El hospital León Becerra, creado y mantenido por la Sociedad Protectora de la Infancia, es una de las instituciones más representativas de Guayaquil. Enraizada en el alma de nuestro pueblo, su historia benemérita se remonta a los días en que nuestra ciudad era más niña, menos cosmopolita pero más de carne y hueso, más de corazón y espíritu.

¿Quién que sea guayaquileño de nacimiento o de adopción no ha sido testigo de su trabajo callado y permanente, del celo y el amor, de la devota dedicación a los pequeños enfermos? Cada día y cada noche de incontables años en que se rescató algún niño de la muerte constituyen la prenda de ese tipo de heroísmo practicado por su personal de médicos, paramédicos, laboratoristas, empleados administrativos y un etcétera largo.

Me consta –porque mis hijos fueron pacientes muchas veces de sus salas– que muchísimos médicos de brillante trayectoria trabajaron decenios sin cobrar un centavo.
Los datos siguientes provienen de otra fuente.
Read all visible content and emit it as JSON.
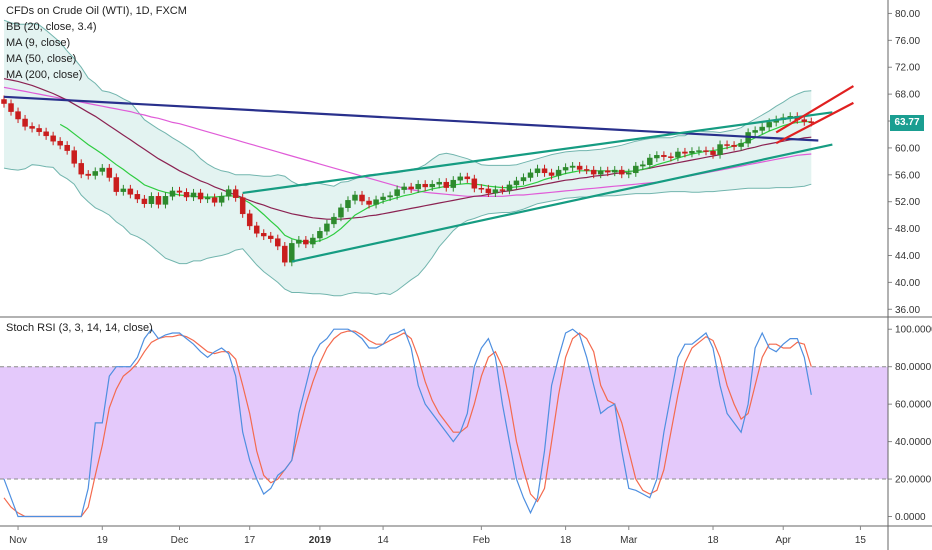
{
  "header": {
    "symbol_title": "CFDs on Crude Oil (WTI), 1D, FXCM",
    "indicators": [
      "BB (20, close, 3.4)",
      "MA (9, close)",
      "MA (50, close)",
      "MA (200, close)"
    ]
  },
  "oscillator": {
    "title": "Stoch RSI (3, 3, 14, 14, close)"
  },
  "last_price": {
    "value": "63.77",
    "color": "#1a9e91"
  },
  "colors": {
    "bb_fill": "#e3f3f1",
    "bb_line": "#72b5ae",
    "ma9": "#2ecc40",
    "ma50": "#8b2252",
    "ma200": "#e05cd8",
    "trend_blue": "#29308c",
    "channel_green": "#169c82",
    "channel_red": "#e02020",
    "candle_up": "#2d8a2d",
    "candle_down": "#c91d1d",
    "stoch_k": "#4e8fe0",
    "stoch_d": "#f46a4e",
    "stoch_band": "#e4c9fb"
  },
  "chart_data": [
    {
      "type": "candlestick",
      "title": "CFDs on Crude Oil (WTI), 1D, FXCM",
      "x_tick_labels": [
        "Nov",
        "19",
        "Dec",
        "17",
        "2019",
        "14",
        "Feb",
        "18",
        "Mar",
        "18",
        "Apr",
        "15"
      ],
      "y_tick_labels": [
        "36.00",
        "40.00",
        "44.00",
        "48.00",
        "52.00",
        "56.00",
        "60.00",
        "64.00",
        "68.00",
        "72.00",
        "76.00",
        "80.00"
      ],
      "ylim": [
        35,
        82
      ],
      "last_close": 63.77,
      "close": [
        66.6,
        65.4,
        64.3,
        63.2,
        62.9,
        62.4,
        61.8,
        61.0,
        60.4,
        59.6,
        57.7,
        56.1,
        55.9,
        56.5,
        57.0,
        55.6,
        53.5,
        53.9,
        53.1,
        52.4,
        51.7,
        52.8,
        51.6,
        52.8,
        53.6,
        53.4,
        52.7,
        53.3,
        52.4,
        52.6,
        51.9,
        52.8,
        53.8,
        52.6,
        50.2,
        48.4,
        47.3,
        46.9,
        46.5,
        45.4,
        43.0,
        45.8,
        46.3,
        45.7,
        46.6,
        47.6,
        48.7,
        49.7,
        51.1,
        52.2,
        53.0,
        52.1,
        51.6,
        52.3,
        52.7,
        52.9,
        53.8,
        54.2,
        53.9,
        54.6,
        54.2,
        54.6,
        54.9,
        54.1,
        55.2,
        55.7,
        55.4,
        54.0,
        53.9,
        53.3,
        53.8,
        53.7,
        54.5,
        55.1,
        55.6,
        56.3,
        56.9,
        56.3,
        55.9,
        56.7,
        57.1,
        57.3,
        56.8,
        56.7,
        56.1,
        56.6,
        56.4,
        56.7,
        56.1,
        56.3,
        57.3,
        57.5,
        58.5,
        58.9,
        58.7,
        58.6,
        59.4,
        59.2,
        59.5,
        59.6,
        59.5,
        59.0,
        60.5,
        60.4,
        60.2,
        60.7,
        62.3,
        62.6,
        63.1,
        63.8,
        64.2,
        64.5,
        64.7,
        64.2,
        63.9,
        63.8
      ],
      "series": [
        {
          "name": "MA (9, close)",
          "values": [
            null,
            null,
            null,
            null,
            null,
            null,
            null,
            null,
            63.5,
            62.9,
            62.1,
            61.3,
            60.5,
            59.8,
            59.1,
            58.3,
            57.5,
            56.8,
            56.0,
            55.3,
            54.5,
            54.1,
            53.7,
            53.4,
            53.2,
            53.0,
            52.9,
            52.8,
            52.7,
            52.7,
            52.7,
            52.8,
            52.9,
            52.8,
            52.4,
            51.8,
            51.0,
            50.1,
            49.1,
            48.2,
            47.0,
            46.5,
            46.2,
            46.0,
            46.0,
            46.2,
            46.6,
            47.2,
            48.0,
            49.0,
            50.0,
            50.6,
            51.2,
            51.6,
            52.0,
            52.3,
            52.6,
            52.9,
            53.1,
            53.4,
            53.6,
            53.9,
            54.1,
            54.3,
            54.5,
            54.6,
            54.7,
            54.6,
            54.5,
            54.3,
            54.2,
            54.1,
            54.1,
            54.2,
            54.3,
            54.6,
            54.9,
            55.3,
            55.6,
            55.9,
            56.2,
            56.4,
            56.6,
            56.6,
            56.6,
            56.6,
            56.6,
            56.6,
            56.5,
            56.5,
            56.6,
            56.8,
            57.1,
            57.5,
            57.8,
            58.1,
            58.5,
            58.8,
            59.1,
            59.3,
            59.5,
            59.6,
            59.8,
            60.0,
            60.3,
            60.6,
            61.0,
            61.5,
            62.0,
            62.5,
            62.9,
            63.3,
            63.6,
            63.8,
            63.9,
            63.9
          ]
        },
        {
          "name": "MA (50, close)",
          "values": [
            70.3,
            70.1,
            69.9,
            69.6,
            69.3,
            68.9,
            68.5,
            68.1,
            67.6,
            67.1,
            66.5,
            65.9,
            65.3,
            64.7,
            64.0,
            63.3,
            62.6,
            61.9,
            61.2,
            60.5,
            59.8,
            59.1,
            58.4,
            57.8,
            57.2,
            56.6,
            56.1,
            55.6,
            55.1,
            54.7,
            54.2,
            53.8,
            53.4,
            53.0,
            52.6,
            52.2,
            51.8,
            51.5,
            51.1,
            50.8,
            50.5,
            50.2,
            50.0,
            49.8,
            49.6,
            49.5,
            49.4,
            49.4,
            49.4,
            49.5,
            49.6,
            49.7,
            49.9,
            50.0,
            50.2,
            50.4,
            50.6,
            50.8,
            51.0,
            51.2,
            51.4,
            51.6,
            51.8,
            52.0,
            52.2,
            52.4,
            52.6,
            52.8,
            52.9,
            53.1,
            53.3,
            53.5,
            53.6,
            53.8,
            54.0,
            54.2,
            54.4,
            54.6,
            54.8,
            55.0,
            55.2,
            55.3,
            55.5,
            55.6,
            55.8,
            55.9,
            56.0,
            56.2,
            56.3,
            56.5,
            56.6,
            56.8,
            57.0,
            57.2,
            57.4,
            57.6,
            57.8,
            58.0,
            58.2,
            58.4,
            58.6,
            58.8,
            59.0,
            59.2,
            59.4,
            59.6,
            59.9,
            60.1,
            60.4,
            60.6,
            60.8,
            61.0,
            61.2,
            61.3,
            61.5,
            61.6
          ]
        },
        {
          "name": "MA (200, close)",
          "values": [
            69.0,
            68.8,
            68.6,
            68.4,
            68.2,
            68.0,
            67.8,
            67.6,
            67.4,
            67.2,
            67.0,
            66.8,
            66.6,
            66.4,
            66.2,
            66.0,
            65.8,
            65.6,
            65.4,
            65.1,
            64.9,
            64.6,
            64.4,
            64.1,
            63.8,
            63.6,
            63.3,
            63.0,
            62.7,
            62.4,
            62.1,
            61.8,
            61.5,
            61.2,
            60.9,
            60.6,
            60.3,
            60.0,
            59.7,
            59.4,
            59.1,
            58.8,
            58.5,
            58.2,
            57.9,
            57.6,
            57.3,
            57.0,
            56.7,
            56.4,
            56.1,
            55.8,
            55.5,
            55.2,
            54.9,
            54.6,
            54.3,
            54.0,
            53.8,
            53.6,
            53.4,
            53.3,
            53.2,
            53.1,
            53.0,
            52.9,
            52.8,
            52.8,
            52.8,
            52.8,
            52.8,
            52.8,
            52.9,
            53.0,
            53.0,
            53.1,
            53.2,
            53.3,
            53.4,
            53.5,
            53.6,
            53.7,
            53.8,
            53.9,
            54.0,
            54.1,
            54.2,
            54.3,
            54.4,
            54.5,
            54.6,
            54.7,
            54.8,
            54.9,
            55.1,
            55.3,
            55.5,
            55.7,
            55.9,
            56.1,
            56.3,
            56.5,
            56.7,
            56.9,
            57.1,
            57.3,
            57.5,
            57.7,
            57.9,
            58.1,
            58.3,
            58.5,
            58.7,
            58.9,
            59.0,
            59.1
          ]
        },
        {
          "name": "BB upper",
          "values": [
            79.0,
            78.6,
            78.4,
            78.4,
            78.5,
            78.3,
            77.5,
            76.6,
            75.7,
            74.4,
            73.3,
            72.0,
            70.4,
            69.6,
            68.5,
            68.3,
            67.9,
            67.3,
            66.8,
            65.5,
            64.2,
            63.5,
            62.8,
            62.2,
            61.5,
            60.9,
            60.2,
            59.5,
            58.4,
            57.6,
            57.0,
            56.6,
            56.4,
            56.0,
            56.0,
            56.0,
            55.9,
            55.8,
            55.8,
            56.0,
            55.8,
            55.0,
            54.5,
            54.4,
            54.7,
            54.7,
            54.5,
            54.3,
            54.9,
            55.0,
            55.4,
            55.8,
            56.0,
            56.1,
            56.1,
            56.2,
            56.3,
            56.5,
            56.8,
            57.0,
            57.5,
            58.3,
            59.0,
            59.2,
            59.0,
            58.7,
            58.4,
            58.0,
            57.5,
            57.4,
            57.4,
            57.4,
            57.4,
            57.5,
            57.8,
            58.1,
            58.4,
            58.7,
            59.0,
            59.2,
            59.4,
            59.5,
            59.6,
            59.6,
            59.7,
            59.8,
            60.0,
            60.2,
            60.4,
            60.7,
            61.0,
            61.2,
            61.4,
            61.5,
            61.5,
            61.5,
            61.8,
            61.8,
            62.4,
            62.5,
            62.4,
            62.4,
            62.3,
            62.5,
            62.7,
            63.0,
            63.7,
            64.3,
            64.9,
            65.5,
            66.2,
            66.8,
            67.5,
            68.0,
            68.4,
            68.5
          ]
        },
        {
          "name": "BB lower",
          "values": [
            57.0,
            56.8,
            56.7,
            56.9,
            57.5,
            57.4,
            57.2,
            57.1,
            56.0,
            55.4,
            54.6,
            53.0,
            52.0,
            51.1,
            50.6,
            50.0,
            49.0,
            48.3,
            47.2,
            46.8,
            46.2,
            45.4,
            44.5,
            43.6,
            43.2,
            42.8,
            42.8,
            43.2,
            43.2,
            43.6,
            43.8,
            44.0,
            44.3,
            44.8,
            45.0,
            43.8,
            42.6,
            41.6,
            40.8,
            40.0,
            39.0,
            38.5,
            38.5,
            38.4,
            38.3,
            38.3,
            38.2,
            38.0,
            38.0,
            38.3,
            38.5,
            38.4,
            38.4,
            38.2,
            38.4,
            38.2,
            38.8,
            39.6,
            40.4,
            41.1,
            42.3,
            43.7,
            45.3,
            46.5,
            47.7,
            48.6,
            49.2,
            49.5,
            49.9,
            50.2,
            50.3,
            50.4,
            50.4,
            50.6,
            50.9,
            51.3,
            51.7,
            51.9,
            52.1,
            52.3,
            52.5,
            52.6,
            52.7,
            52.7,
            52.8,
            52.8,
            52.9,
            52.9,
            53.0,
            53.1,
            53.2,
            53.2,
            53.2,
            53.3,
            53.4,
            53.5,
            53.5,
            53.5,
            53.4,
            53.4,
            53.5,
            53.5,
            53.6,
            53.7,
            53.8,
            53.9,
            54.0,
            54.0,
            54.0,
            54.0,
            54.1,
            54.1,
            54.1,
            54.2,
            54.3,
            54.6
          ]
        }
      ],
      "trend_lines": [
        {
          "name": "descending-resistance",
          "from": [
            0,
            67.6
          ],
          "to": [
            116,
            61.1
          ]
        },
        {
          "name": "channel-upper",
          "from": [
            34,
            53.3
          ],
          "to": [
            118,
            65.3
          ]
        },
        {
          "name": "channel-lower",
          "from": [
            41,
            43.1
          ],
          "to": [
            118,
            60.5
          ]
        },
        {
          "name": "red-channel-upper",
          "from": [
            110,
            62.3
          ],
          "to": [
            121,
            69.2
          ]
        },
        {
          "name": "red-channel-lower",
          "from": [
            110,
            60.7
          ],
          "to": [
            121,
            66.7
          ]
        }
      ]
    },
    {
      "type": "line",
      "title": "Stoch RSI (3, 3, 14, 14, close)",
      "y_tick_labels": [
        "0.0000",
        "20.0000",
        "40.0000",
        "60.0000",
        "80.0000",
        "100.0000"
      ],
      "ylim": [
        -4,
        106
      ],
      "bands": [
        20,
        80
      ],
      "series": [
        {
          "name": "K",
          "values": [
            20,
            10,
            0,
            0,
            0,
            0,
            0,
            0,
            0,
            0,
            0,
            0,
            15,
            50,
            50,
            75,
            80,
            80,
            80,
            85,
            95,
            100,
            95,
            97,
            98,
            98,
            95,
            92,
            88,
            85,
            88,
            90,
            87,
            75,
            45,
            30,
            20,
            12,
            15,
            22,
            25,
            30,
            55,
            70,
            85,
            92,
            95,
            100,
            100,
            100,
            98,
            95,
            90,
            90,
            92,
            97,
            98,
            100,
            90,
            70,
            60,
            55,
            50,
            45,
            40,
            45,
            55,
            80,
            90,
            95,
            85,
            60,
            40,
            20,
            10,
            2,
            10,
            35,
            70,
            85,
            98,
            100,
            97,
            85,
            70,
            55,
            58,
            60,
            35,
            15,
            14,
            12,
            10,
            20,
            45,
            65,
            85,
            92,
            92,
            95,
            98,
            90,
            70,
            55,
            50,
            45,
            60,
            90,
            98,
            90,
            88,
            92,
            95,
            95,
            85,
            65
          ]
        },
        {
          "name": "D",
          "values": [
            10,
            5,
            2,
            0,
            0,
            0,
            0,
            0,
            0,
            0,
            0,
            0,
            5,
            22,
            38,
            58,
            68,
            75,
            78,
            82,
            88,
            93,
            95,
            96,
            96,
            97,
            96,
            94,
            91,
            88,
            87,
            88,
            88,
            84,
            70,
            55,
            35,
            22,
            18,
            20,
            25,
            30,
            45,
            60,
            72,
            82,
            90,
            95,
            98,
            99,
            99,
            97,
            94,
            92,
            92,
            94,
            96,
            98,
            95,
            85,
            72,
            62,
            55,
            50,
            45,
            45,
            48,
            60,
            75,
            85,
            88,
            80,
            62,
            40,
            25,
            12,
            8,
            15,
            40,
            65,
            85,
            95,
            98,
            95,
            88,
            70,
            62,
            60,
            50,
            35,
            20,
            14,
            12,
            14,
            25,
            45,
            65,
            82,
            90,
            93,
            96,
            94,
            85,
            70,
            60,
            52,
            55,
            70,
            85,
            92,
            92,
            90,
            90,
            93,
            92,
            80
          ]
        }
      ]
    }
  ]
}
Y que sus enfermeras y demás personal tuvieron el absurdo privilegio de ser los peor pagados de los hospitales de Guayaquil. Eso por las limitaciones económicas de la esforzada Sociedad Protectora de la Infancia.

Muchas veces, por ello, la Sociedad estuvo a un tris de cerrar sus puertas. Y cuando llegó a tan desesperada y trágica resolución, el espíritu solidario de la opinión pública consiguió que el Estado acudiese con la ayuda económica indispensable para que prosiga salvando frágiles vidas infantiles. Recuerdo haber roto lanzas varias veces, en unión de otros colegas periodistas, para defender la sonrisa y el canto, la salud de los niños del pueblo, los que más necesitan de atención médica gratuita.
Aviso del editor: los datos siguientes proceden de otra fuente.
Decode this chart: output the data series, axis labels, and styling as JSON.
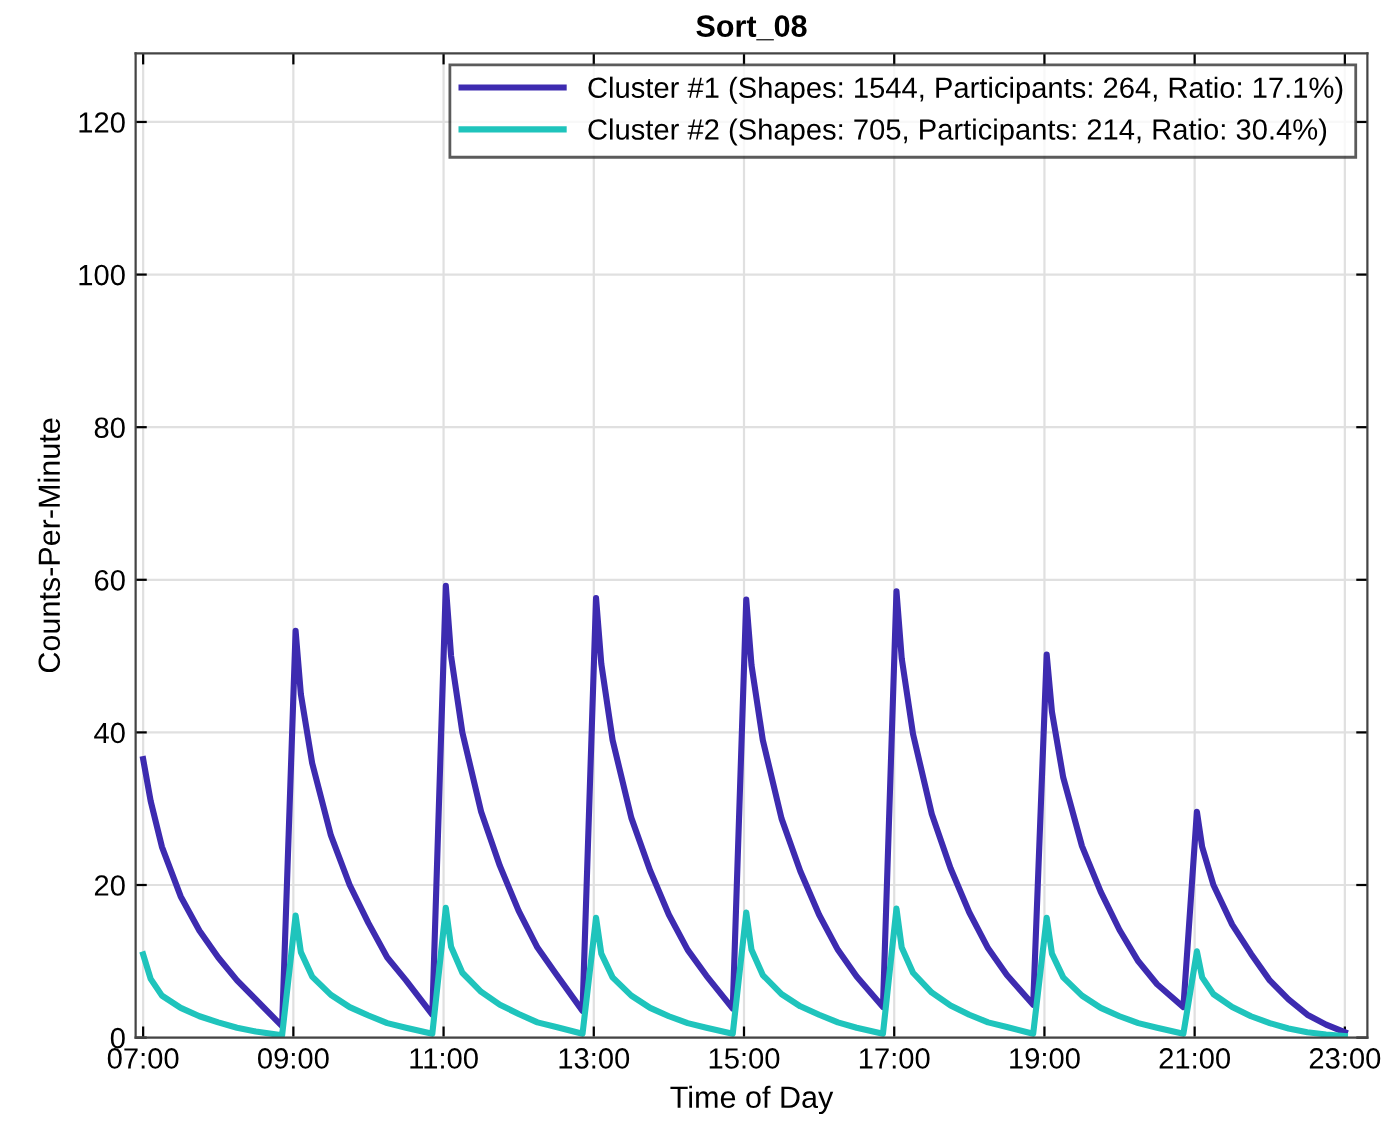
{
  "chart_data": {
    "type": "line",
    "title": "Sort_08",
    "xlabel": "Time of Day",
    "ylabel": "Counts-Per-Minute",
    "x": [
      7.0,
      7.1,
      7.25,
      7.5,
      7.75,
      8.0,
      8.25,
      8.5,
      8.85,
      9.03,
      9.1,
      9.25,
      9.5,
      9.75,
      10.0,
      10.25,
      10.5,
      10.85,
      11.03,
      11.1,
      11.25,
      11.5,
      11.75,
      12.0,
      12.25,
      12.5,
      12.85,
      13.03,
      13.1,
      13.25,
      13.5,
      13.75,
      14.0,
      14.25,
      14.5,
      14.85,
      15.03,
      15.1,
      15.25,
      15.5,
      15.75,
      16.0,
      16.25,
      16.5,
      16.85,
      17.03,
      17.1,
      17.25,
      17.5,
      17.75,
      18.0,
      18.25,
      18.5,
      18.85,
      19.03,
      19.1,
      19.25,
      19.5,
      19.75,
      20.0,
      20.25,
      20.5,
      20.85,
      21.03,
      21.1,
      21.25,
      21.5,
      21.75,
      22.0,
      22.25,
      22.5,
      22.75,
      23.0
    ],
    "series": [
      {
        "name": "Cluster #1 (Shapes: 1544, Participants: 264, Ratio: 17.1%)",
        "color": "#3d2bb0",
        "values": [
          36.5,
          31,
          25,
          18.5,
          14,
          10.5,
          7.5,
          5,
          1.5,
          53.3,
          45,
          36,
          26.5,
          20,
          15,
          10.5,
          7.5,
          3,
          59.2,
          50,
          40,
          29.6,
          22.5,
          16.6,
          11.8,
          8.3,
          3.5,
          57.6,
          49,
          39,
          28.8,
          21.9,
          16.1,
          11.5,
          8.1,
          3.8,
          57.4,
          48.8,
          39,
          28.7,
          21.8,
          16.1,
          11.5,
          8,
          4,
          58.5,
          49.7,
          39.8,
          29.3,
          22.2,
          16.4,
          11.7,
          8.2,
          4.3,
          50.2,
          42.7,
          34.1,
          25.1,
          19.1,
          14.1,
          10,
          7,
          4,
          29.6,
          25,
          20,
          14.8,
          11,
          7.5,
          5,
          3,
          1.7,
          0.7
        ]
      },
      {
        "name": "Cluster #2 (Shapes: 705, Participants: 214, Ratio: 30.4%)",
        "color": "#1fc4bc",
        "values": [
          10.9,
          7.7,
          5.5,
          3.9,
          2.8,
          2,
          1.3,
          0.8,
          0.3,
          16,
          11.2,
          8,
          5.6,
          4,
          2.9,
          1.9,
          1.3,
          0.5,
          17,
          11.9,
          8.5,
          6,
          4.3,
          3.1,
          2,
          1.4,
          0.5,
          15.7,
          11,
          7.9,
          5.5,
          3.9,
          2.8,
          1.9,
          1.3,
          0.5,
          16.4,
          11.5,
          8.2,
          5.7,
          4.1,
          3,
          2,
          1.3,
          0.5,
          16.9,
          11.8,
          8.5,
          5.9,
          4.2,
          3,
          2,
          1.4,
          0.5,
          15.7,
          11,
          7.9,
          5.5,
          3.9,
          2.8,
          1.9,
          1.3,
          0.5,
          11.3,
          7.9,
          5.7,
          4,
          2.8,
          1.9,
          1.2,
          0.7,
          0.4,
          0.2
        ]
      }
    ],
    "xlim": [
      6.9,
      23.3
    ],
    "ylim": [
      0,
      129
    ],
    "xticks": [
      {
        "value": 7,
        "label": "07:00"
      },
      {
        "value": 9,
        "label": "09:00"
      },
      {
        "value": 11,
        "label": "11:00"
      },
      {
        "value": 13,
        "label": "13:00"
      },
      {
        "value": 15,
        "label": "15:00"
      },
      {
        "value": 17,
        "label": "17:00"
      },
      {
        "value": 19,
        "label": "19:00"
      },
      {
        "value": 21,
        "label": "21:00"
      },
      {
        "value": 23,
        "label": "23:00"
      }
    ],
    "yticks": [
      0,
      20,
      40,
      60,
      80,
      100,
      120
    ],
    "grid": true,
    "legend": "top right",
    "line_style": "solid",
    "marker": "none"
  }
}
La última vez que ocurrió una emergencia de ese tipo, el gobierno de turno abrió las manos, dio una importante ayuda económica y prometió “financiar las remuneraciones del personal hospitalario, de acuerdo con los aumentos establecidos hasta el año 2004”.

Pero, según la información aparecida en la prensa: “El Ministerio de Finanzas no ha entregado desde julio los fondos para cubrir las alícuotas mensuales, por lo que adeuda 85.000 dólares al hospital”. Es de imaginarse el pesar con que el Presidente de la  Sociedad Protectora de la Infancia ha dicho las siguientes palabras a la prensa: “Si no hay respuesta, se deberán reducir los servicios hasta su paralización total”.
Haciendo un poco el rol de abogado del diablo, alguien podría decirme que hay otros hospitales que desenvuelven esa tarea con gran eficacia y que acogerían a los enfermos del León Becerra. Pero el déficit de camas para niños es tan grande, que no permite un nuevo y lamentable incremento.

El botellero sabe que nuestro Gobierno busca desesperado solucionar el déficit que afronta. Pero sabe también que el Presidente admira y reconoce el esfuerzo titánico que implica servir a la niñez enferma con los pobres recursos de una entidad privada de servicio público y de tan humanista trayectoria en defensa de los niños.

¡Todo sea por el único tesoro que tienen Juan Miseria y Petita Tristeza: sus pequeños hijos!